A Failed Social Experiment

It is peculiar that guards and prisoners have not realized that their interests are aligned. The prison crushes them both. It denies humanity to both. In fact, it operates on the premise of this denial and could not function otherwise.

Just short of quitting their job, guards are forced to dehumanize prisoners daily. Strip searches, solitary confinement, and turning away parents who wish to visit their children are regular occurrences. It’s hard to imagine doing this job without either finding sadistic pleasure or needing to silo one’s humanity simply to earn a buck.

Imagine being told by your supervisor that you need to extract a mentally ill prisoner from their cell by pepper spraying them, beating them, and shackling them to a restraint chair. How does a guard go home and help their child with homework? How does the prisoner return to their own child?

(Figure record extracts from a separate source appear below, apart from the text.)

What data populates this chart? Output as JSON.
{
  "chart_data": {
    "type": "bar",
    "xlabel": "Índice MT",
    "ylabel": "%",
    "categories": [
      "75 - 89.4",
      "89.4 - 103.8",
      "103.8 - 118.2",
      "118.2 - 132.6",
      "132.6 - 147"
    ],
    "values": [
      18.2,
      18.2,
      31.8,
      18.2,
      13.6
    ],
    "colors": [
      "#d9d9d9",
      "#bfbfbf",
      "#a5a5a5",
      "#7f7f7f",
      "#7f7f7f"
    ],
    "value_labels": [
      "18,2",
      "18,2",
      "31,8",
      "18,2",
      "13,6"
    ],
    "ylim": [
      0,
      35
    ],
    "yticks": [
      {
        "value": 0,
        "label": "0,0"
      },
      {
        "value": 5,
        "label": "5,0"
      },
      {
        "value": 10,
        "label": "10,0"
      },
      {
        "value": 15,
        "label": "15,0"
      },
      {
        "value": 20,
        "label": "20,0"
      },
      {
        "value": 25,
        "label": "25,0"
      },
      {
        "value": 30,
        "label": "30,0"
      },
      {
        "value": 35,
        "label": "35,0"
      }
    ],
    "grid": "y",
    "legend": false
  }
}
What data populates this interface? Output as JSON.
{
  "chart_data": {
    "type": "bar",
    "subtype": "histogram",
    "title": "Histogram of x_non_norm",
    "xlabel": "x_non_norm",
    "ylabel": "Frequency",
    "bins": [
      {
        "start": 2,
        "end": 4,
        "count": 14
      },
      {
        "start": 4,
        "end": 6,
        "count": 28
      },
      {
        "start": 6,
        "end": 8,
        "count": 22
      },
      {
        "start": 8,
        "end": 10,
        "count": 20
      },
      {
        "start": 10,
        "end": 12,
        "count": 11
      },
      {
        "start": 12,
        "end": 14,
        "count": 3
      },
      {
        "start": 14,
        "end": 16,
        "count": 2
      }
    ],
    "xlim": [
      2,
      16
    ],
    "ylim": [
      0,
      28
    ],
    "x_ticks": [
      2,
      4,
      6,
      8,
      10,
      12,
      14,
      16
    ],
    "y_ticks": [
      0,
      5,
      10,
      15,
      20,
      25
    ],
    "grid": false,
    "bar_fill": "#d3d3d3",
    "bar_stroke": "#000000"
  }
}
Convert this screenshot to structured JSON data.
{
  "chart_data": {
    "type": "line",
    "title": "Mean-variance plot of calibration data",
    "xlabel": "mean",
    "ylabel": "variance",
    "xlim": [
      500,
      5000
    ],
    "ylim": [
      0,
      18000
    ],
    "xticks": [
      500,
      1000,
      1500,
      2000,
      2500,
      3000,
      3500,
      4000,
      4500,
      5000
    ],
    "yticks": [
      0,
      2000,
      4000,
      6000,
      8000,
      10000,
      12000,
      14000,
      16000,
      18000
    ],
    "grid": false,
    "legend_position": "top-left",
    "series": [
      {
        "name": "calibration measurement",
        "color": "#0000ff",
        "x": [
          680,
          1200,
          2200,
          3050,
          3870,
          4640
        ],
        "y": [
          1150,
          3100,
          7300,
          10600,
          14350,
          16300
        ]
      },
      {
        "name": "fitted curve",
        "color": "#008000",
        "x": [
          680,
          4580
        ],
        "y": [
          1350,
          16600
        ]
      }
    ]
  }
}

It comes with a cost. Each side pays with trauma, untenable environmental conditions, and lives. Between 2010 and 2015, 16 active or retired correctional officers committed suicide. In 2017 alone, there were 14 prisoner suicides.

Clearly, the prosecutors and judges who fill the prison do not pay the cost of incarceration. It is not paid by legislators who fail to provide sufficient resources to the poor. Guards, prisoners, and their families pay the cost.

It’s time we realize that the prison system is a failed social experiment.